千を越える人々が集まっているはず本堂の中は、まるで無人の如く、シーンと静まり返っていた。
まるで突として襲って来た台風が、一瞬だけ暴れて直ぐに引き返していったような…
何とも不可思議で心地の悪い感覚が、参列者の胸の中に油然と溢れているのだった。
信秀の葬儀の後。
彼が愛した幾人もの側室たちは、その菩提を弔うために、長く美しい黒髪を切り落として尼の身となった。
貴人の世における通過儀礼であるため、実際の比丘尼のように頭を丸めたりはせず、肩の辺りで切り揃えた“尼削ぎ”にするのだが、
側室たちの中にはまだ十代、二十代のうら若い娘たちも存在した為、未亡人を示すその短い御髪が、何とも言えない物悲しさを漂わせていた。
側室たちの落髪(らくはつ)を見届けた後、正室である土田御前も髪を下ろし『報春院』と称されたが、
家中では尚も“大方殿”と呼ばれ、先代信秀夫人、次期当主・信長の母として織田家の奥にて隠然たる力を持ち続けたのである。
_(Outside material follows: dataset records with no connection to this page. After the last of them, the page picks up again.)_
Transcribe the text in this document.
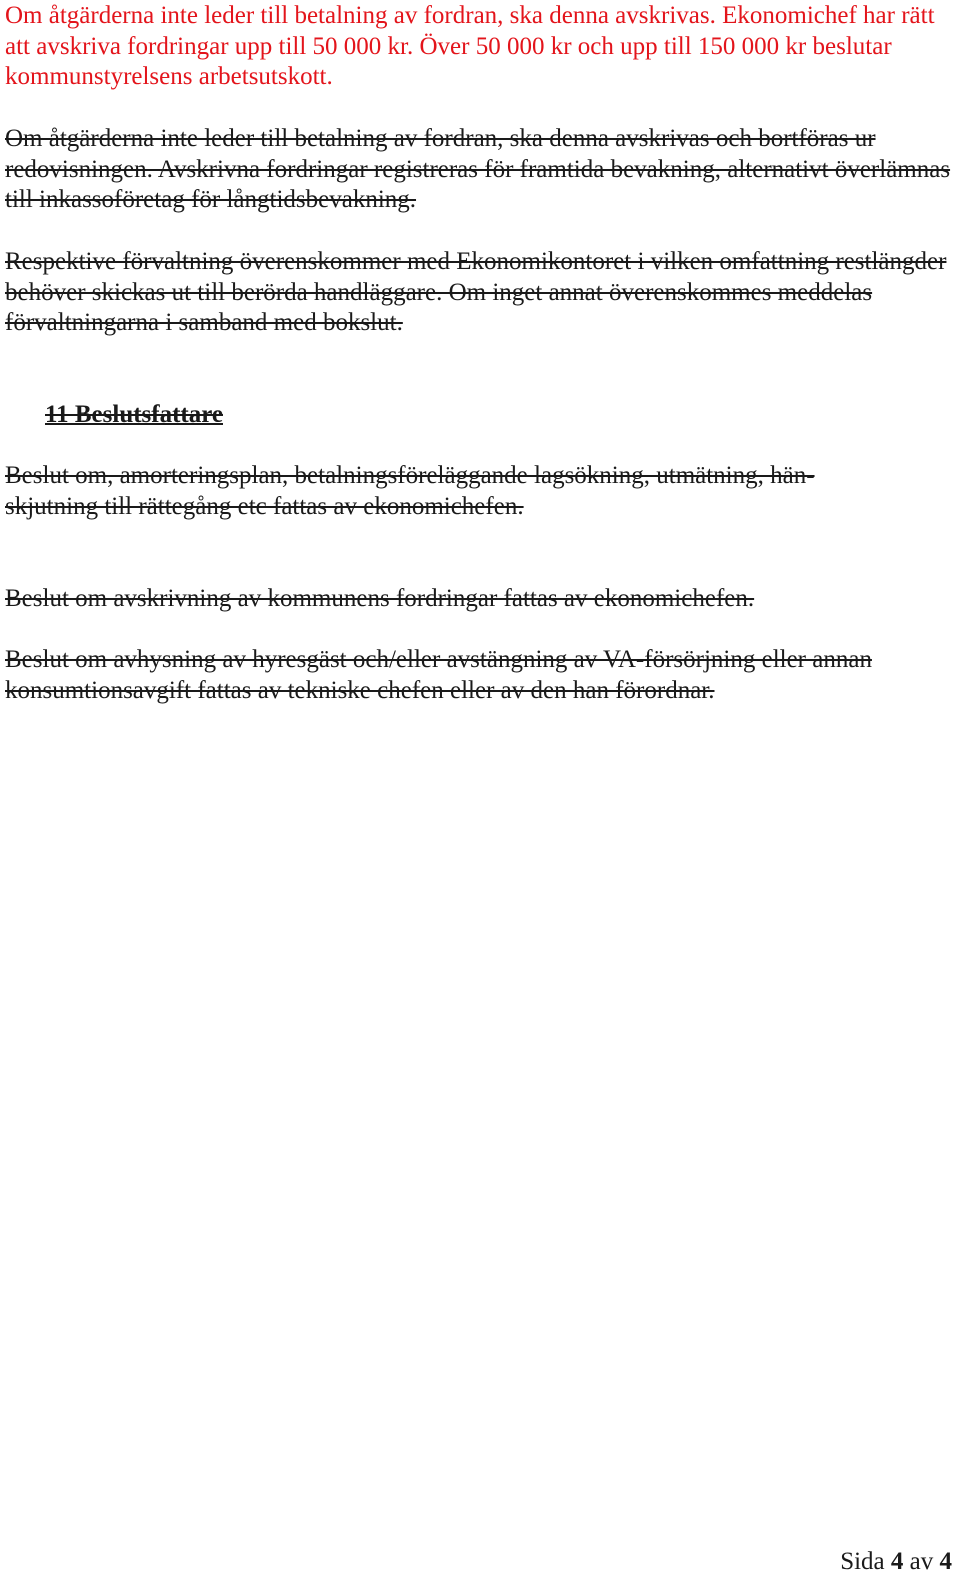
Om åtgärderna inte leder till betalning av fordran, ska denna avskrivas. Ekonomichef har rätt att avskriva fordringar upp till 50 000 kr. Över 50 000 kr och upp till 150 000 kr beslutar kommunstyrelsens arbetsutskott.

Om åtgärderna inte leder till betalning av fordran, ska denna avskrivas och bortföras ur redovisningen. Avskrivna fordringar registreras för framtida bevakning, alternativt överlämnas till inkassoföretag för långtidsbevakning.

Respektive förvaltning överenskommer med Ekonomikontoret i vilken omfattning restlängder behöver skickas ut till berörda handläggare. Om inget annat överenskommes meddelas förvaltningarna i samband med bokslut.

11 Beslutsfattare

Beslut om, amorteringsplan, betalningsföreläggande lagsökning, utmätning, hän-skjutning till rättegång etc fattas av ekonomichefen.

Beslut om avskrivning av kommunens fordringar fattas av ekonomichefen.

Beslut om avhysning av hyresgäst och/eller avstängning av VA-försörjning eller annan konsumtionsavgift fattas av tekniske chefen eller av den han förordnar.

Sida 4 av 4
そんな土田御前、改め報春院が、那古屋城の濃姫を訪ねてやって来たのは、
落髪の儀を受けてから間もない日の、小雨の降る午後のこと。
墨染めの衣を纏い、尼削ぎの頭を白い頭巾で覆った、慎ましやかな尼僧姿で現れた報春院(土田御前)は
「あの信長殿に、この織田家を継がせる訳には参りませぬ」
濃姫の前に控えるなり、厳しい口調でそう言った。
突然のことに濃姫も目をパチくりさせる。
「…義母上様、急に何を申されまする」
「急、どこが急なのです。私は以前にも、そなた様に申し上げたはず。
信長殿には自ら跡継ぎの座をご辞退していただきたいと。代わりにその座を弟の信勝に譲っていただきたいと。
あれほど口を酸っぱくして申し上げましたのに、もうお忘れになられたのですか?」
眉間に青筋を立てながら、静かに激昂する姑に、濃姫は慌ててかぶりを振った。
「いえ、そんな…。よう覚えておりまする」
「此度の大殿の死を受けて──いいえ、葬儀の場での信長殿のあの振る舞いを見て、私は、はきと心に決めたのです。
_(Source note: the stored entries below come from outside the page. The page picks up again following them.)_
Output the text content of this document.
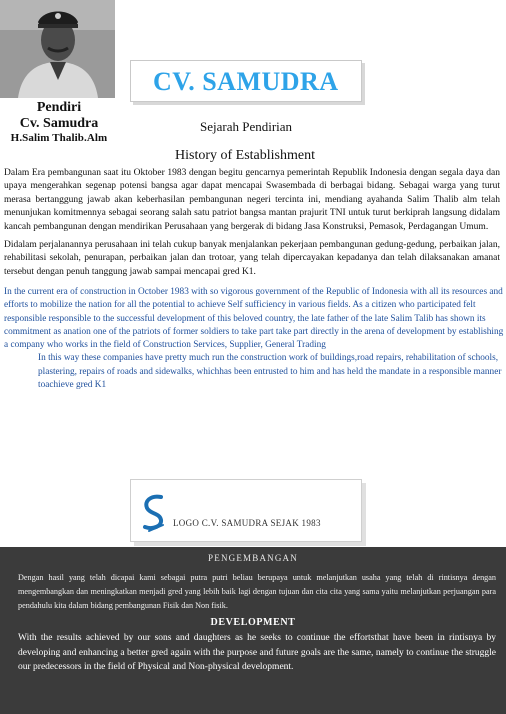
Pendiri
Cv. Samudra
H.Salim Thalib.Alm
CV. SAMUDRA
Sejarah Pendirian
History of Establishment
Dalam Era pembangunan saat itu Oktober 1983 dengan begitu gencarnya pemerintah Republik Indonesia dengan segala daya dan upaya mengerahkan segenap potensi bangsa agar dapat mencapai Swasembada di berbagai bidang. Sebagai warga yang turut merasa bertanggung jawab akan keberhasilan pembangunan negeri tercinta ini, mendiang ayahanda Salim Thalib alm telah menunjukan komitmennya sebagai seorang salah satu patriot bangsa mantan prajurit TNI untuk turut berkiprah langsung didalam kancah pembangunan dengan mendirikan Perusahaan yang bergerak di bidang Jasa Konstruksi, Pemasok, Perdagangan Umum.
Didalam perjalanannya perusahaan ini telah cukup banyak menjalankan pekerjaan pembangunan gedung-gedung, perbaikan jalan, rehabilitasi sekolah, penurapan, perbaikan jalan dan trotoar, yang telah dipercayakan kepadanya dan telah dilaksanakan amanat tersebut dengan penuh tanggung jawab sampai mencapai gred K1.
In the current era of construction in October 1983 with so vigorous government of the Republic of Indonesia with all its resources and efforts to mobilize the nation for all the potential to achieve Self sufficiency in various fields. As a citizen who participated felt responsible responsible to the successful development of this beloved country, the late father of the late Salim Talib has shown its commitment as anation one of the patriots of former soldiers to take part take part directly in the arena of development by establishing a company who works in the field of Construction Services, Supplier, General Trading
In this way these companies have pretty much run the construction work of buildings,road repairs, rehabilitation of schools, plastering, repairs of roads and sidewalks, whichhas been entrusted to him and has held the mandate in a responsible manner toachieve gred K1
LOGO C.V. SAMUDRA SEJAK 1983
PENGEMBANGAN
Dengan hasil yang telah dicapai kami sebagai putra putri beliau berupaya untuk melanjutkan usaha yang telah di rintisnya dengan mengembangkan dan meningkatkan menjadi gred yang lebih baik lagi dengan tujuan dan cita cita yang sama yaitu melanjutkan perjuangan para pendahulu kita dalam bidang pembangunan Fisik dan Non fisik.
DEVELOPMENT
With the results achieved by our sons and daughters as he seeks to continue the effortsthat have been in rintisnya by developing and enhancing a better gred again with the purpose and future goals are the same, namely to continue the struggle our predecessors in the field of Physical and Non-physical development.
信長殿に家督は継がせませぬ。この弾正忠家を滅ぼさぬ為にも、
ここは何がなんでも、英邁で皆からの信頼も厚い信勝を、次の当主に据たいと思うておりまする」
姑の力強い宣言に、濃姫も一瞬返す言葉が見つからなかった。
事実、葬儀の場における信長の振る舞いは織田家中に大きな波紋を広げていた。
ただでさえ信長を廃嫡にして、信勝を後継者に立てようとする声が高い中で、あのような罰当たりな所業に及んだのだ。
清洲の信友を始めとする親類縁者らは、信勝を跡継ぎに推す声を更に強め、
数少ない信長の支持者たちも、既に幾人かは信勝派へと流れ始めていたのである。
濃姫も未だに、抹香を投げつけた信長の真意を測り兼ねていたが、夫の立場が今まで以上に悪くなったという事実だけは、皆と同じくらいに理解していた。
「お濃殿。どうか我らに力を貸してたもれ」
報春院は言いながら、濃姫の傍らへ膝を進めると、徐に彼女の手を取った。